Der Künstler schreibt: „Ich war fasziniert von Medienberichten über die Fähigkeit von KI, Bilder zu „sehen“, was ich mit der Fehlfunktion meines Scanners in Verbindung brachte. Nach einigen Recherchen fand ich heraus, dass der amerikanischer Ingenieur Russell Kirsch 1957 den ersten digitalen Bildscanner im National Bureau of Standards entwickelt hatte. Ich schickte eine E-Mail an Russells Sohn, Walden, dessen Porträt als vier Monate altes Baby das erste digitale Foto der Welt war. Walden schlug vor, dass ich mit seiner Mutter Joan Levin Kirsch sprechen sollte, die mir mehr darüber erzählen konnte. Ich erfuhr, dass Joan, Russells Witwe, eine Kunsthistorikerin war, die im MoMA und im Smithsonian gearbeitet und die Computererfindungen ihres Mannes beeinflusst hatte, aber nie Anerkennung dafür erhielt. Und so stellt sich passenderweise heraus, dass die Ehe zwischen einem frühen Informatiker und einer Kuratorin für moderne Kunst die Grundlage meiner aktuellen Serie ALBUM ist.“

In der Serie ALBUM erforscht Bizumic digitale Fotografie auf neue Weise und schlägt alternative Einsatzmöglichkeiten der Technologie vor, um ihre abstrakteren und emotionaleren Modalitäten zu erkunden. Am bedeutsamsten ist aber vielleicht, dass sich Bizumics Arbeit der Unmittelbarkeit digitaler Bilder widersetzt, ihrer gleichzeitig unvermeidlichen und vergänglichen Existenz. Im kontinuierlichen Wechsel des vorlaufenden Contents blitzen sie auf und verschwinden dann wieder.

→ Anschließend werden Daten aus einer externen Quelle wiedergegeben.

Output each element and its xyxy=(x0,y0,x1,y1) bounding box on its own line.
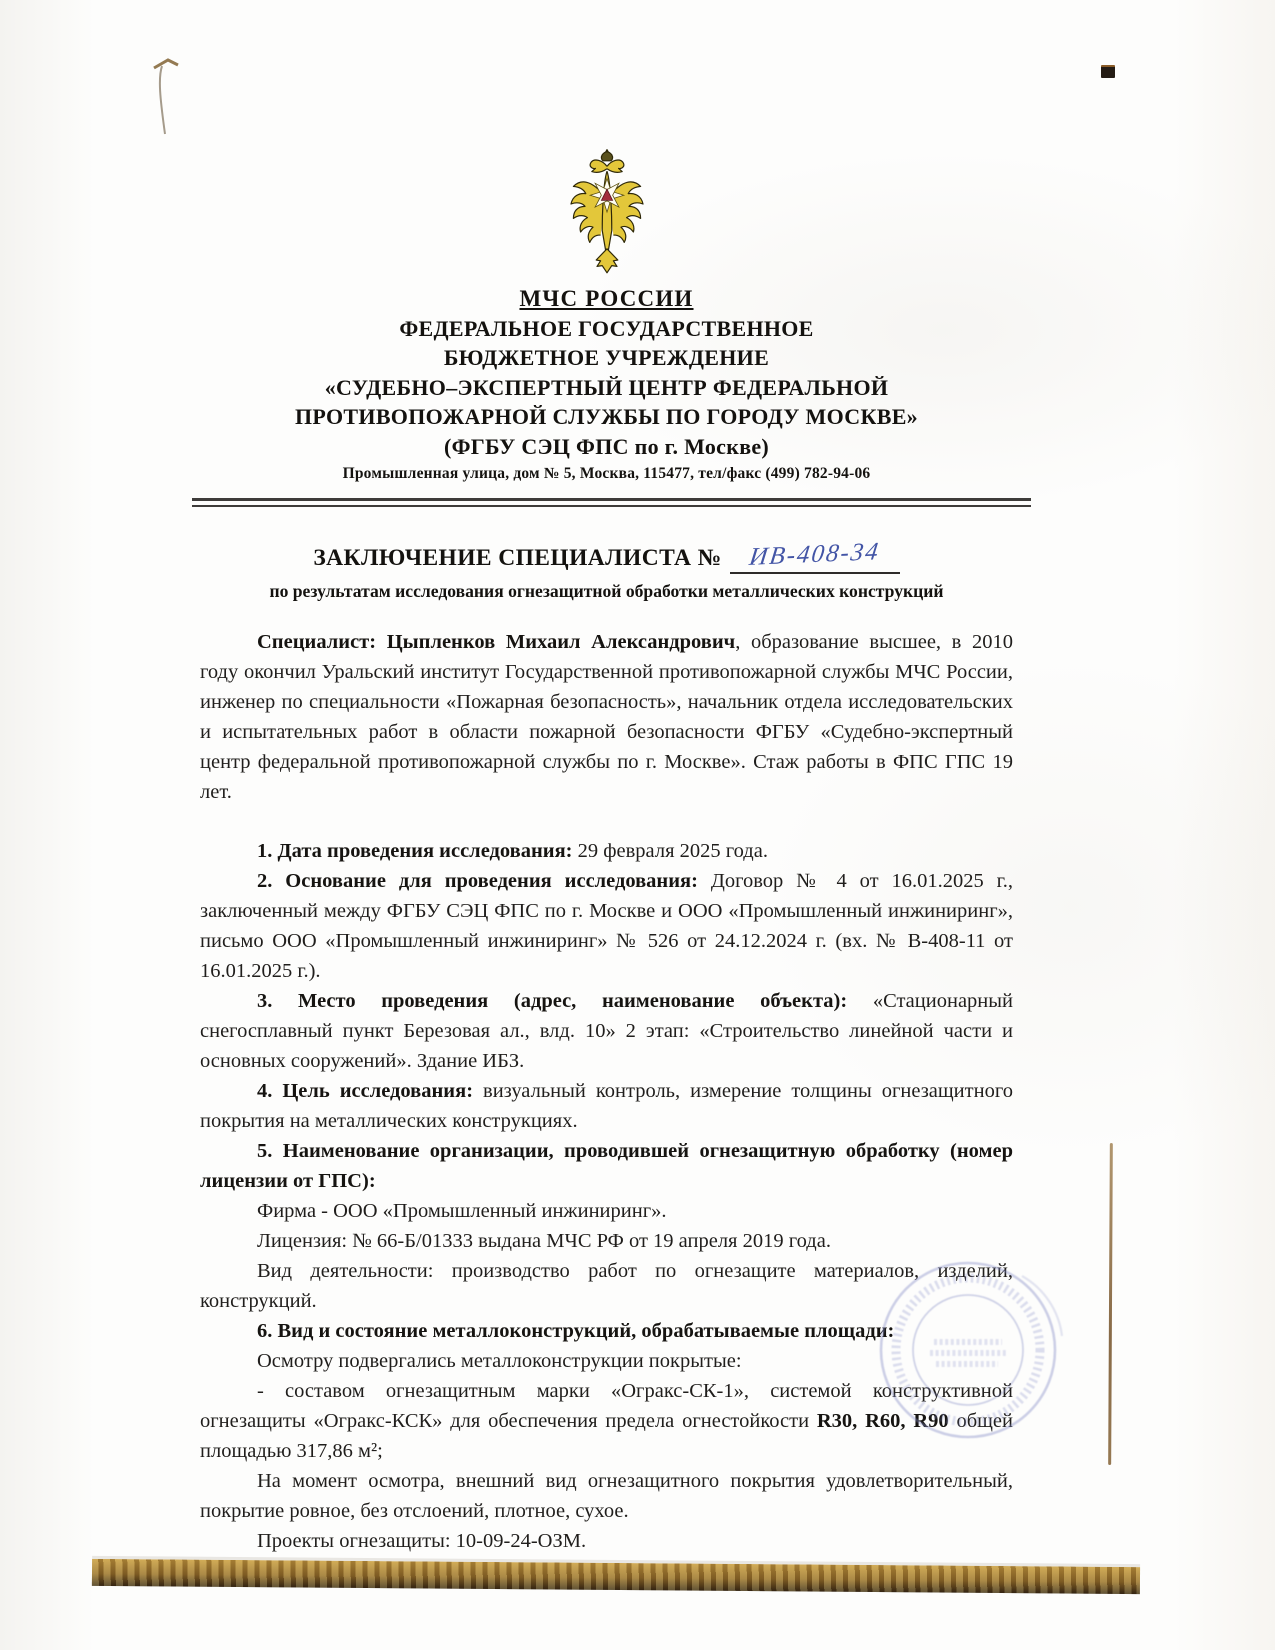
item-5-activity: Вид деятельности: производство работ по огнезащите материалов, изделий, конструкций. xyxy=(200,1260,1013,1312)
header-divider xyxy=(192,498,1031,507)
coating-post: общей площадью 317,86 м²; xyxy=(200,1410,1013,1462)
mchs-eagle-emblem xyxy=(567,148,647,276)
org-name-line-6: (ФГБУ СЭЦ ФПС по г. Москве) xyxy=(443,433,770,459)
specialist-rest: , образование высшее, в 2010 году окончил Уральский институт Государственной противопожарной службы МЧС России, инженер по специальности «Пожарная безопасность», начальник отдела исследовательских и испытательных работ в области пожарной безопасности ФГБУ «Судебно-экспертный центр федеральной противопожарной службы по г. Москве». Стаж работы в ФПС ГПС 19 лет. xyxy=(200,631,1013,803)
item-5-license: Лицензия: № 66-Б/01333 выдана МЧС РФ от 19 апреля 2019 года. xyxy=(257,1230,831,1252)
item-4-purpose xyxy=(200,1076,1013,1136)
item-6-condition: На момент осмотра, внешний вид огнезащитного покрытия удовлетворительный, покрытие ровное, без отслоений, плотное, сухое. xyxy=(200,1470,1013,1522)
org-name-line-1: МЧС РОССИИ xyxy=(519,286,694,311)
item-2-text: Договор № 4 от 16.01.2025 г., заключенный между ФГБУ СЭЦ ФПС по г. Москве и ООО «Промышленный инжиниринг», письмо ООО «Промышленный инжиниринг» № 526 от 24.12.2024 г. (вх. № В-408-11 от 16.01.2025 г.). xyxy=(200,870,1013,982)
corner-clip-mark xyxy=(1101,65,1115,78)
round-stamp xyxy=(872,1246,1068,1454)
item-3-location xyxy=(200,986,1013,1076)
document-subtitle: по результатам исследования огнезащитной обработки металлических конструкций xyxy=(269,581,944,601)
document-number-blank xyxy=(730,538,900,574)
specialist-lead: Специалист: Цыпленков Михаил Александрович xyxy=(257,631,736,653)
org-address: Промышленная улица, дом № 5, Москва, 115477, тел/факс (499) 782-94-06 xyxy=(342,465,871,482)
item-2-basis xyxy=(200,866,1013,986)
item-4-text: визуальный контроль, измерение толщины огнезащитного покрытия на металлических конструкциях. xyxy=(200,1080,1013,1132)
item-3-lead: 3. Место проведения (адрес, наименование объекта): xyxy=(257,990,848,1012)
org-name-line-3: БЮДЖЕТНОЕ УЧРЕЖДЕНИЕ xyxy=(443,345,770,370)
org-name-line-4: «СУДЕБНО–ЭКСПЕРТНЫЙ ЦЕНТР ФЕДЕРАЛЬНОЙ xyxy=(324,374,889,400)
org-header xyxy=(200,284,1013,461)
item-3-text: «Стационарный снегосплавный пункт Березовая ал., влд. 10» 2 этап: «Строительство линейной части и основных сооружений». Здание ИБЗ. xyxy=(200,990,1014,1072)
item-2-lead: 2. Основание для проведения исследования: xyxy=(257,870,698,892)
item-1-date xyxy=(200,836,1013,866)
item-5-firm: Фирма - ООО «Промышленный инжиниринг». xyxy=(257,1200,667,1222)
title-label: ЗАКЛЮЧЕНИЕ СПЕЦИАЛИСТА № xyxy=(313,545,722,571)
handwritten-number: ИВ-408-34 xyxy=(748,538,883,571)
org-name-line-2: ФЕДЕРАЛЬНОЕ ГОСУДАРСТВЕННОЕ xyxy=(399,315,814,341)
item-5-lead: 5. Наименование организации, проводившей огнезащитную обработку (номер лицензии от ГПС): xyxy=(200,1140,1013,1192)
coating-pre: - составом огнезащитным марки «Огракс-СК-1», системой конструктивной огнезащиты «Огракс-КСК» для обеспечения предела огнестойкости xyxy=(200,1380,1013,1432)
item-4-lead: 4. Цель исследования: xyxy=(257,1080,474,1102)
fire-resistance-ratings: R30, R60, R90 xyxy=(816,1410,949,1432)
item-5-organization xyxy=(200,1136,1013,1196)
document-title xyxy=(200,538,1013,574)
pen-mark xyxy=(148,54,210,146)
item-6-projects: Проекты огнезащиты: 10-09-24-ОЗМ. xyxy=(257,1530,587,1552)
item-1-text: 29 февраля 2025 года. xyxy=(572,840,768,862)
item-6-lead: 6. Вид и состояние металлоконструкций, обрабатываемые площади: xyxy=(257,1320,895,1342)
item-1-lead: 1. Дата проведения исследования: xyxy=(257,840,573,862)
org-name-line-5: ПРОТИВОПОЖАРНОЙ СЛУЖБЫ ПО ГОРОДУ МОСКВЕ» xyxy=(295,404,918,429)
specialist-paragraph xyxy=(200,627,1013,807)
item-6-inspected: Осмотру подвергались металлоконструкции покрытые: xyxy=(257,1350,742,1372)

Im Gegensatz dazu bietet seine künstlerische Arbeit eine langsamere Berührung, eine zeitliche Verkörperung, die über das rasende Wischen unseres Fingers hinausgeht. Dennoch ist seine Position nicht gegen, sondern innerhalb der digitalen Technologie, und anstelle einer Ablehnung der digitalen Technologie versucht seine Arbeit vielmehr, über deren alltägliche Allgegenwärtigkeit hinauszugehen und ihre Grenzen zu erweitern. Er tut dies, indem er ihren Zeitpunkt ausdehnt, das Element der Zeit in das Bild einbringt und es auf diese Weise zwischen Analog und Digital, zwischen Auge und Hand und schließlich zwischen Malerei und Fotografie schwebt. Bizumics Arbeit ist weder das eine noch das andere, denn beide werden im Prozess ihrer Verbindung gestört, was Raum für etwas Neues schafft.